BUEHLER-MARTIN DISTINGUISHED LECTURER SERIES - March 20, 22, and
23, 2006
University of Minnesota
School of Statistics
College of Liberal Arts
Partition
Models and Cluster Processes
Peter McCullagh
Department of Statistics
University of Chicago
Wednesday, March 22, 2006
3:30 PM, 210
Physics
Minneapolis, East Bank Campus
Social at 3:00 PM, 300 Ford Hall
Abstract
A
partition B of the
set [n] = {1, …, n} is a set of
disjoint non-empty subsets whose union is [n], and
a random partition of [n] is a probability distribution Pn
on set En of partitions of [n].
Statistical applications involving partition models are described,
one connected with cluster analysis,
one connected with Bayesian multiple comparisons,
and one connected with classification.
All applications require the concept of a partition process in which
the relationships among an initial set of n units are unaffected
by the advent of subsequent units.
This non-interference condition implies that
Pn is the marginal distribution of Pn+1 under unit deletion.

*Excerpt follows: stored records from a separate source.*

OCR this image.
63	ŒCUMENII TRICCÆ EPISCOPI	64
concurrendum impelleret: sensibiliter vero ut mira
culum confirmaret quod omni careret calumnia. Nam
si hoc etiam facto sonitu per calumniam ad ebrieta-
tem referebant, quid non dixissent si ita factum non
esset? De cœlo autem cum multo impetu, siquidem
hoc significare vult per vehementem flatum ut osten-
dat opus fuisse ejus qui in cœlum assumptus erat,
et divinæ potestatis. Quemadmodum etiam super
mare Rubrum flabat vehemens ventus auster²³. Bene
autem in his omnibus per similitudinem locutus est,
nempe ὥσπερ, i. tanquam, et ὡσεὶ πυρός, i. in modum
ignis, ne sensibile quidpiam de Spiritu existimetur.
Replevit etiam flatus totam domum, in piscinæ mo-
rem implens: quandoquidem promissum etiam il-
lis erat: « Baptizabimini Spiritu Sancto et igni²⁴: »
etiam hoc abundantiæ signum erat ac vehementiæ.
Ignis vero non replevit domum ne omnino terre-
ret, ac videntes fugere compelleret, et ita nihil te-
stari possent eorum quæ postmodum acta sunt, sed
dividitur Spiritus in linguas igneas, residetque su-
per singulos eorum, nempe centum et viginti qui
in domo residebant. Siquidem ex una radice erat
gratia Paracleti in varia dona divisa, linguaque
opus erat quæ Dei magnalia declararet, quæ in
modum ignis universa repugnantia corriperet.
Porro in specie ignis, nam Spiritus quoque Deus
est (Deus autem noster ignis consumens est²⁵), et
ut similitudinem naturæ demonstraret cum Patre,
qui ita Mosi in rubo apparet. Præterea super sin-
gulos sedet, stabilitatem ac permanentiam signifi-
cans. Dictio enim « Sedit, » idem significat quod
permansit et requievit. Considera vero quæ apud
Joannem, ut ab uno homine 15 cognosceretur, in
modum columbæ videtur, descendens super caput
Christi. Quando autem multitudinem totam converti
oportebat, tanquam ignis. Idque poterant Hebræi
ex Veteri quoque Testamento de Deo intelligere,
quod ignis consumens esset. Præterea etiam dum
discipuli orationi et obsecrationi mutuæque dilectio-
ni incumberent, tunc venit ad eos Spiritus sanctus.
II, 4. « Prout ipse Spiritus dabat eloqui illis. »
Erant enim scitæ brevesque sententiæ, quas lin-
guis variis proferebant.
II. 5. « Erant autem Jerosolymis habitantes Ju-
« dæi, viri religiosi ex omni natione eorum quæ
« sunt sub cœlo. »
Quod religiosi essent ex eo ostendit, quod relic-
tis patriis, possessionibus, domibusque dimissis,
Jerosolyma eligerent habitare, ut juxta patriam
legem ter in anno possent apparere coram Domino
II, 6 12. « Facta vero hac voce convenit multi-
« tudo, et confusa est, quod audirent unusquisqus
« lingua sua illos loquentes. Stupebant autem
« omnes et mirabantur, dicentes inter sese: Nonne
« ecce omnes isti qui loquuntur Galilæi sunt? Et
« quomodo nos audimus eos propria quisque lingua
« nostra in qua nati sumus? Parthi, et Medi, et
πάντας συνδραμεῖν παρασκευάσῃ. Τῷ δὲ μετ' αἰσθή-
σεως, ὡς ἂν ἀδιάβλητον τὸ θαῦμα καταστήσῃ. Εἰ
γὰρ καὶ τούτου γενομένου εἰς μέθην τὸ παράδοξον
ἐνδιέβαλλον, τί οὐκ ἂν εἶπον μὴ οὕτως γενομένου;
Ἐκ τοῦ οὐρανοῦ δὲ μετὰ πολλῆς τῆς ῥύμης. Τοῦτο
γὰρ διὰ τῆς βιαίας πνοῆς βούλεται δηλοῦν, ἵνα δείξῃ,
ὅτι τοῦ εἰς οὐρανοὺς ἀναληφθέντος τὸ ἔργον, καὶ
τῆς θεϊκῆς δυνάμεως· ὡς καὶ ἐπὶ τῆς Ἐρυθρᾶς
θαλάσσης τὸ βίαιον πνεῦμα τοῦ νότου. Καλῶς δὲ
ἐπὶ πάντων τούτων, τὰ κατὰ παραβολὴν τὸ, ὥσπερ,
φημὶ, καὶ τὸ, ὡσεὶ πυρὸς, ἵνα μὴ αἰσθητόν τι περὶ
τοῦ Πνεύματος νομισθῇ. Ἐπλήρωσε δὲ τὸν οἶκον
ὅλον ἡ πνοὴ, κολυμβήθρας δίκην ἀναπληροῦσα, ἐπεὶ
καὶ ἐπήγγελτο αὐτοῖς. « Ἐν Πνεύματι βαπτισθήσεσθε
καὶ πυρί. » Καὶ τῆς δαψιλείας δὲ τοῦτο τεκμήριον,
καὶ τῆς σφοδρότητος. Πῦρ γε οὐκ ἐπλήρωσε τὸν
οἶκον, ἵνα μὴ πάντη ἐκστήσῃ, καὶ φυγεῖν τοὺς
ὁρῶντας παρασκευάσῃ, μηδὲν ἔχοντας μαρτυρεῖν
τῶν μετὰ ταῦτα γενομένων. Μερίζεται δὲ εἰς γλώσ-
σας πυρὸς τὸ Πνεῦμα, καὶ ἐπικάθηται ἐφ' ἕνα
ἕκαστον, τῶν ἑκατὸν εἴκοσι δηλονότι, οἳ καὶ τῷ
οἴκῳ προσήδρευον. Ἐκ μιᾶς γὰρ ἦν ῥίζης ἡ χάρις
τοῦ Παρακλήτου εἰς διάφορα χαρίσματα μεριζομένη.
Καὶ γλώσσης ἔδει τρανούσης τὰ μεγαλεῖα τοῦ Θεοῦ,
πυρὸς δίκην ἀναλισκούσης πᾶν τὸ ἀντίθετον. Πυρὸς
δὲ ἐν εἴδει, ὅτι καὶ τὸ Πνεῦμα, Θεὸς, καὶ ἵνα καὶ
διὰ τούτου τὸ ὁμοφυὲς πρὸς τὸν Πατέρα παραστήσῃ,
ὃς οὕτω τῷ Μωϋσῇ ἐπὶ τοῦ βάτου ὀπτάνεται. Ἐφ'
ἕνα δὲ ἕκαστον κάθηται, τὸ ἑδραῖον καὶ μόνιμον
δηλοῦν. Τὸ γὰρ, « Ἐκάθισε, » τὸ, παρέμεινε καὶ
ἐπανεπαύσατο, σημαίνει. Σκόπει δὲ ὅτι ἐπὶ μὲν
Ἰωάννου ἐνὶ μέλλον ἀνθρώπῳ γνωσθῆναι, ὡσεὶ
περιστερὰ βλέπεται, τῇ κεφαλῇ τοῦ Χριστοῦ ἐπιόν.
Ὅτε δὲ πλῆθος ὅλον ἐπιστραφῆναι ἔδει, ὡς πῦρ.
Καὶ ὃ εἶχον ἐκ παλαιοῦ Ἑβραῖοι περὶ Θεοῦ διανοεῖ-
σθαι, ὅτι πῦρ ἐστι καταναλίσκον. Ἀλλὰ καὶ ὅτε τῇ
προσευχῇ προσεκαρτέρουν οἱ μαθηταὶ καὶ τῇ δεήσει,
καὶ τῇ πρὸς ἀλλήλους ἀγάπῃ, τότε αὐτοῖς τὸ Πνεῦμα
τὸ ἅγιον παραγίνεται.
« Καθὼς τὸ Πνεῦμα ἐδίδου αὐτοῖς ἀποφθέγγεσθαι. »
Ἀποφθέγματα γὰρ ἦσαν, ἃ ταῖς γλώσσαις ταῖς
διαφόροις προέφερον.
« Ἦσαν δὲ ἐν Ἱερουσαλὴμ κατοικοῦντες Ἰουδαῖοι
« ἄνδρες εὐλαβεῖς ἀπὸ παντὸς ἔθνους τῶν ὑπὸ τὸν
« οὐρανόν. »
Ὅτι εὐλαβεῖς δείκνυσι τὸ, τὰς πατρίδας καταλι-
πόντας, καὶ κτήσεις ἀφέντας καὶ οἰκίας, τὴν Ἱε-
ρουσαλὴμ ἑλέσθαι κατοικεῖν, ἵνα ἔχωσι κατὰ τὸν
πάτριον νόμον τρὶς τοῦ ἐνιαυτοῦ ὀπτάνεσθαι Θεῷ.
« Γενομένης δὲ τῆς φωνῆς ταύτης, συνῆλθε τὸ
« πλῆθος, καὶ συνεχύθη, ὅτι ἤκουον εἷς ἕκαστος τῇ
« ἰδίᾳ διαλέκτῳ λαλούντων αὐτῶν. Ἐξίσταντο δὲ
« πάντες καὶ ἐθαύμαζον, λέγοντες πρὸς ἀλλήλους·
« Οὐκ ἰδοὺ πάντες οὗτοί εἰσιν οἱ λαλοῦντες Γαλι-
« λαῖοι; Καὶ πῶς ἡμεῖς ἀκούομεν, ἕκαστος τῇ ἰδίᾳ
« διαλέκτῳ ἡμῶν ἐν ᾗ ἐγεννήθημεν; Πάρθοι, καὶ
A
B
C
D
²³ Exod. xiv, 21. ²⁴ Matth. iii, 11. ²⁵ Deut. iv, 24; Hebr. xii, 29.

A cluster process is an infinite sequence of random variables Y1,
Y2, …
together with a random partition B of the index set.
For a finite set {u1, …, un} consisting of n individuals,
the observation is a finite sequence Y1, …, Yn together with a
random partition B of the observed units.
In an exchangeable cluster process, the joint distribution Pn of
(B, Y1, …, Yn) is invariant under permutation of units,
and Pn is the marginal distribution of Pn+1.
A simple family of processes having these properties is described
together with applications to classification problems.